Ayer escuché en la radio, en uno de los actos en memoria del 11-M, a una mujer que decía que las víctimas de los atentados de hace seis años "dieron su vida por la democracia".
Lo siento, pero no. Las víctimas del 11-M no murieron por la democracia. Eran en su mayoría personas inocentes que habían madrugado como cada día, para ir a trabajar o a estudiar. ¿No es algo suficientemente honroso, como para que debamos adornarlo con una retórica hueca?
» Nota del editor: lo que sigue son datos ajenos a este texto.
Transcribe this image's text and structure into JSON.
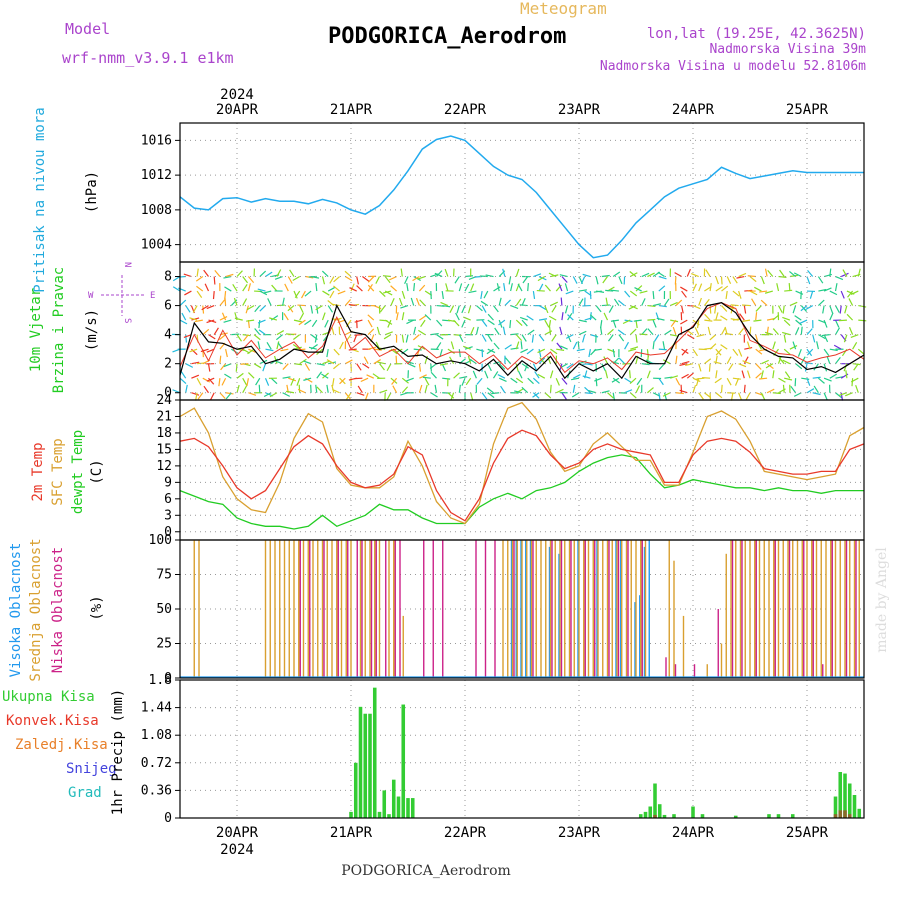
{
  "header": {
    "model_label": "Model",
    "model_value": "wrf-nmm_v3.9.1 e1km",
    "meteogram_label": "Meteogram",
    "station": "PODGORICA_Aerodrom",
    "lonlat": "lon,lat (19.25E, 42.3625N)",
    "elevation": "Nadmorska Visina 39m",
    "model_elevation": "Nadmorska Visina u modelu 52.8106m",
    "year": "2024",
    "footer_station": "PODGORICA_Aerodrom",
    "watermark": "made by Angel"
  },
  "colors": {
    "pressure": "#22aaee",
    "mslp_label": "#22aadd",
    "wind_label": "#22cc22",
    "wind_speed": "#000000",
    "gust": "#e8392a",
    "t2m": "#e8392a",
    "sfc": "#d9a030",
    "dewpt": "#22cc22",
    "cloud_high": "#2299ee",
    "cloud_mid": "#d9a030",
    "cloud_low": "#cc2288",
    "precip_total": "#33cc33",
    "precip_conv": "#e8392a",
    "precip_frozen": "#e8802a",
    "precip_snow": "#4444dd",
    "precip_graupel": "#22bbbb",
    "compass": "#aa44cc"
  },
  "chart_data": [
    {
      "type": "line",
      "name": "pressure",
      "ylabel_left": "Pritisak na nivou mora",
      "ylabel_unit": "(hPa)",
      "x_range": [
        0,
        144
      ],
      "ylim": [
        1002,
        1018
      ],
      "yticks": [
        1004,
        1008,
        1012,
        1016
      ],
      "grid": true,
      "x": [
        0,
        3,
        6,
        9,
        12,
        15,
        18,
        21,
        24,
        27,
        30,
        33,
        36,
        39,
        42,
        45,
        48,
        51,
        54,
        57,
        60,
        63,
        66,
        69,
        72,
        75,
        78,
        81,
        84,
        87,
        90,
        93,
        96,
        99,
        102,
        105,
        108,
        111,
        114,
        117,
        120,
        123,
        126,
        129,
        132,
        135,
        138,
        141,
        144
      ],
      "values": [
        1009.5,
        1008.2,
        1008.0,
        1009.3,
        1009.4,
        1008.9,
        1009.3,
        1009.0,
        1009.0,
        1008.7,
        1009.2,
        1008.8,
        1008.0,
        1007.5,
        1008.5,
        1010.3,
        1012.5,
        1015.0,
        1016.1,
        1016.5,
        1016.0,
        1014.5,
        1013.0,
        1012.0,
        1011.5,
        1010.0,
        1008.0,
        1006.0,
        1004.0,
        1002.5,
        1002.8,
        1004.5,
        1006.5,
        1008.0,
        1009.5,
        1010.5,
        1011.0,
        1011.5,
        1012.9,
        1012.2,
        1011.6,
        1011.9,
        1012.2,
        1012.5,
        1012.3,
        1012.3,
        1012.3,
        1012.3,
        1012.3
      ],
      "x_visible_max": 144
    },
    {
      "type": "line",
      "name": "wind",
      "ylabel_left_1": "10m Vjetar",
      "ylabel_left_2": "Brzina i Pravac",
      "ylabel_unit": "(m/s)",
      "compass_labels": [
        "W",
        "E",
        "N",
        "S"
      ],
      "ylim": [
        -0.5,
        9
      ],
      "yticks": [
        0,
        2,
        4,
        6,
        8
      ],
      "grid": true,
      "x": [
        0,
        3,
        6,
        9,
        12,
        15,
        18,
        21,
        24,
        27,
        30,
        33,
        36,
        39,
        42,
        45,
        48,
        51,
        54,
        57,
        60,
        63,
        66,
        69,
        72,
        75,
        78,
        81,
        84,
        87,
        90,
        93,
        96,
        99,
        102,
        105,
        108,
        111,
        114,
        117,
        120,
        123,
        126,
        129,
        132,
        135,
        138,
        141,
        144
      ],
      "speed": [
        1.2,
        4.8,
        3.5,
        3.4,
        3.0,
        3.2,
        2.0,
        2.3,
        3.0,
        2.8,
        2.8,
        6.0,
        4.2,
        4.0,
        3.0,
        3.2,
        2.5,
        2.6,
        2.0,
        2.2,
        2.0,
        1.5,
        2.3,
        1.2,
        2.2,
        1.5,
        2.5,
        1.0,
        2.0,
        1.5,
        2.0,
        1.0,
        2.5,
        2.0,
        2.0,
        4.0,
        4.5,
        6.0,
        6.2,
        5.5,
        4.0,
        3.0,
        2.5,
        2.4,
        1.6,
        1.8,
        1.4,
        2.0,
        2.6
      ],
      "gust": [
        1.8,
        4.0,
        2.2,
        4.3,
        2.6,
        3.6,
        2.4,
        3.0,
        3.5,
        2.4,
        3.2,
        5.2,
        3.0,
        3.8,
        2.5,
        3.0,
        2.0,
        3.2,
        2.4,
        2.8,
        2.8,
        2.0,
        2.6,
        1.6,
        2.5,
        2.0,
        2.8,
        1.4,
        2.2,
        2.0,
        2.4,
        1.6,
        2.8,
        2.6,
        2.7,
        3.6,
        4.6,
        5.8,
        6.2,
        5.8,
        3.6,
        3.2,
        2.7,
        2.6,
        2.1,
        2.4,
        2.6,
        3.0,
        2.3
      ]
    },
    {
      "type": "line",
      "name": "temperature",
      "ylabel_left_1": "2m Temp",
      "ylabel_left_2": "SFC Temp",
      "ylabel_left_3": "dewpt Temp",
      "ylabel_unit": "(C)",
      "ylim": [
        -1.5,
        24
      ],
      "yticks": [
        0,
        3,
        6,
        9,
        12,
        15,
        18,
        21,
        24
      ],
      "grid": true,
      "x": [
        0,
        3,
        6,
        9,
        12,
        15,
        18,
        21,
        24,
        27,
        30,
        33,
        36,
        39,
        42,
        45,
        48,
        51,
        54,
        57,
        60,
        63,
        66,
        69,
        72,
        75,
        78,
        81,
        84,
        87,
        90,
        93,
        96,
        99,
        102,
        105,
        108,
        111,
        114,
        117,
        120,
        123,
        126,
        129,
        132,
        135,
        138,
        141,
        144
      ],
      "t2m": [
        16.5,
        17.0,
        15.5,
        12.0,
        8.0,
        6.0,
        7.5,
        11.5,
        15.5,
        17.5,
        16.0,
        12.0,
        9.0,
        8.0,
        8.5,
        10.5,
        15.5,
        14.0,
        7.5,
        3.5,
        2.0,
        6.0,
        12.5,
        17.0,
        18.5,
        17.5,
        14.0,
        11.5,
        12.5,
        15.0,
        16.0,
        15.0,
        14.5,
        14.0,
        9.0,
        9.0,
        14.0,
        16.5,
        17.0,
        16.5,
        14.5,
        11.5,
        11.0,
        10.5,
        10.5,
        11.0,
        11.0,
        15.0,
        16.0
      ],
      "sfc": [
        21.0,
        22.5,
        18.0,
        10.0,
        6.0,
        4.0,
        3.5,
        9.0,
        17.0,
        21.5,
        20.0,
        11.5,
        8.5,
        8.0,
        8.0,
        10.0,
        16.5,
        12.0,
        5.5,
        2.5,
        1.5,
        5.0,
        16.0,
        22.5,
        23.5,
        20.5,
        14.5,
        11.0,
        12.0,
        16.0,
        18.0,
        15.5,
        13.0,
        13.0,
        8.5,
        8.5,
        14.5,
        21.0,
        22.0,
        20.5,
        16.5,
        11.0,
        10.5,
        10.0,
        9.5,
        10.0,
        10.5,
        17.5,
        19.0
      ],
      "dewpt": [
        7.5,
        6.5,
        5.5,
        5.0,
        2.5,
        1.5,
        1.0,
        1.0,
        0.5,
        1.0,
        3.0,
        1.0,
        2.0,
        3.0,
        5.0,
        4.0,
        4.0,
        2.5,
        1.5,
        1.5,
        1.5,
        4.5,
        6.0,
        7.0,
        6.0,
        7.5,
        8.0,
        9.0,
        11.0,
        12.5,
        13.5,
        14.0,
        13.5,
        10.5,
        8.0,
        8.5,
        9.5,
        9.0,
        8.5,
        8.0,
        8.0,
        7.5,
        8.0,
        7.5,
        7.5,
        7.0,
        7.5,
        7.5,
        7.5
      ]
    },
    {
      "type": "bar",
      "name": "cloud",
      "ylabel_left_1": "Visoka Oblacnost",
      "ylabel_left_2": "Srednja Oblacnost",
      "ylabel_left_3": "Niska Oblacnost",
      "ylabel_unit": "(%)",
      "ylim": [
        0,
        100
      ],
      "yticks": [
        0,
        25,
        50,
        75,
        100
      ],
      "grid": true,
      "note": "values per hour",
      "mid_hours": [
        3,
        4,
        18,
        19,
        20,
        21,
        22,
        23,
        24,
        25,
        26,
        27,
        28,
        29,
        30,
        31,
        32,
        33,
        34,
        35,
        36,
        38,
        39,
        40,
        41,
        42,
        44,
        45,
        47,
        68,
        69,
        70,
        71,
        72,
        73,
        74,
        75,
        76,
        77,
        78,
        79,
        80,
        81,
        82,
        83,
        84,
        85,
        86,
        87,
        88,
        89,
        90,
        91,
        92,
        93,
        94,
        95,
        96,
        97,
        98,
        103,
        104,
        106,
        111,
        114,
        115,
        116,
        117,
        118,
        119,
        120,
        121,
        122,
        123,
        124,
        125,
        126,
        127,
        128,
        129,
        130,
        131,
        132,
        133,
        134,
        135,
        136,
        137,
        138,
        139,
        140,
        141,
        142,
        143
      ],
      "mid_values": [
        100,
        100,
        100,
        100,
        100,
        100,
        100,
        100,
        100,
        100,
        100,
        100,
        100,
        100,
        100,
        100,
        100,
        100,
        100,
        100,
        100,
        100,
        100,
        100,
        100,
        100,
        100,
        100,
        45,
        100,
        100,
        100,
        100,
        100,
        100,
        100,
        100,
        100,
        100,
        100,
        100,
        100,
        100,
        100,
        100,
        100,
        100,
        100,
        100,
        100,
        100,
        100,
        100,
        100,
        100,
        100,
        100,
        100,
        100,
        100,
        100,
        85,
        45,
        10,
        25,
        90,
        100,
        100,
        100,
        100,
        100,
        100,
        100,
        100,
        100,
        100,
        100,
        100,
        100,
        100,
        100,
        100,
        100,
        100,
        100,
        100,
        100,
        100,
        100,
        100,
        100,
        100,
        100,
        100
      ],
      "low_hours": [
        25,
        27,
        30,
        33,
        35,
        37,
        38,
        40,
        41,
        43,
        45,
        46,
        51,
        53,
        55,
        62,
        64,
        66,
        70,
        74,
        78,
        80,
        82,
        85,
        87,
        90,
        92,
        94,
        97,
        102,
        104,
        108,
        113,
        116,
        118,
        121,
        125,
        128,
        131,
        133,
        135,
        137,
        140,
        142
      ],
      "low_values": [
        100,
        100,
        100,
        100,
        100,
        100,
        100,
        100,
        100,
        100,
        100,
        100,
        100,
        100,
        100,
        100,
        100,
        100,
        100,
        100,
        100,
        100,
        100,
        100,
        100,
        100,
        100,
        100,
        100,
        15,
        10,
        10,
        50,
        100,
        100,
        100,
        100,
        100,
        100,
        100,
        10,
        100,
        100,
        100
      ],
      "high_hours": [
        70,
        71,
        72,
        73,
        74,
        78,
        80,
        84,
        88,
        92,
        93,
        96,
        97,
        98,
        99
      ],
      "high_values": [
        100,
        100,
        100,
        100,
        100,
        95,
        90,
        100,
        100,
        100,
        100,
        55,
        60,
        95,
        100
      ]
    },
    {
      "type": "bar",
      "name": "precip",
      "legend": [
        "Ukupna Kisa",
        "Konvek.Kisa",
        "Zaledj.Kisa",
        "Snijeg",
        "Grad"
      ],
      "ylabel_unit": "1hr Precip (mm)",
      "ylim": [
        0,
        1.8
      ],
      "yticks": [
        0,
        0.36,
        0.72,
        1.08,
        1.44,
        1.8
      ],
      "ytick_labels": [
        "0",
        "0.36",
        "0.72",
        "1.08",
        "1.44",
        "1.8"
      ],
      "grid": true,
      "hours": [
        36,
        37,
        38,
        39,
        40,
        41,
        42,
        43,
        44,
        45,
        46,
        47,
        48,
        49,
        97,
        98,
        99,
        100,
        101,
        102,
        104,
        108,
        110,
        117,
        124,
        126,
        129,
        138,
        139,
        140,
        141,
        142,
        143
      ],
      "total": [
        0.08,
        0.72,
        1.45,
        1.36,
        1.36,
        1.7,
        0.08,
        0.36,
        0.05,
        0.5,
        0.28,
        1.48,
        0.26,
        0.26,
        0.05,
        0.08,
        0.15,
        0.45,
        0.18,
        0.04,
        0.05,
        0.15,
        0.05,
        0.03,
        0.05,
        0.05,
        0.05,
        0.28,
        0.6,
        0.58,
        0.45,
        0.3,
        0.12
      ],
      "convective": [
        0,
        0,
        0,
        0,
        0,
        0,
        0,
        0,
        0,
        0,
        0,
        0,
        0,
        0,
        0,
        0,
        0,
        0.04,
        0,
        0,
        0,
        0,
        0,
        0,
        0,
        0,
        0,
        0.05,
        0.1,
        0.1,
        0.05,
        0,
        0
      ]
    }
  ],
  "x_axis": {
    "top_year": "2024",
    "bottom_year": "2024",
    "date_labels": [
      "20APR",
      "21APR",
      "22APR",
      "23APR",
      "24APR",
      "25APR"
    ],
    "date_hours": [
      12,
      36,
      60,
      84,
      108,
      132
    ],
    "x_min": 0,
    "x_max": 144
  }
}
Por la democracia mueren nuestros militares en Afganistán, o los servidores públicos asesinados por ETA, es decir, aquellas personas que se juegan la vida por el uniforme o el cargo que han elegido, o por las ideas que voluntariamente defienden. Pero los pasajeros de los cuatro trenes que los terroristas hicieron estallar el 11 de marzo de 2004 no hacían otra cosa que ocuparse de sus asuntos personales, ajenos a cualquier amenaza. Ello no resta un ápice de nobleza a sus vidas, ni hace menos dolorosas sus muertes, más bien al contrario. Lo indeciblemente trágico es que no murieron por la democracia, sino que murieron con ella, si por democracia entendemos un sistema político al servicio de los ciudadanos y sometido a la Justicia, no uno que sigue sin averiguar quién mató a casi doscientas personas para cambiar el gobierno.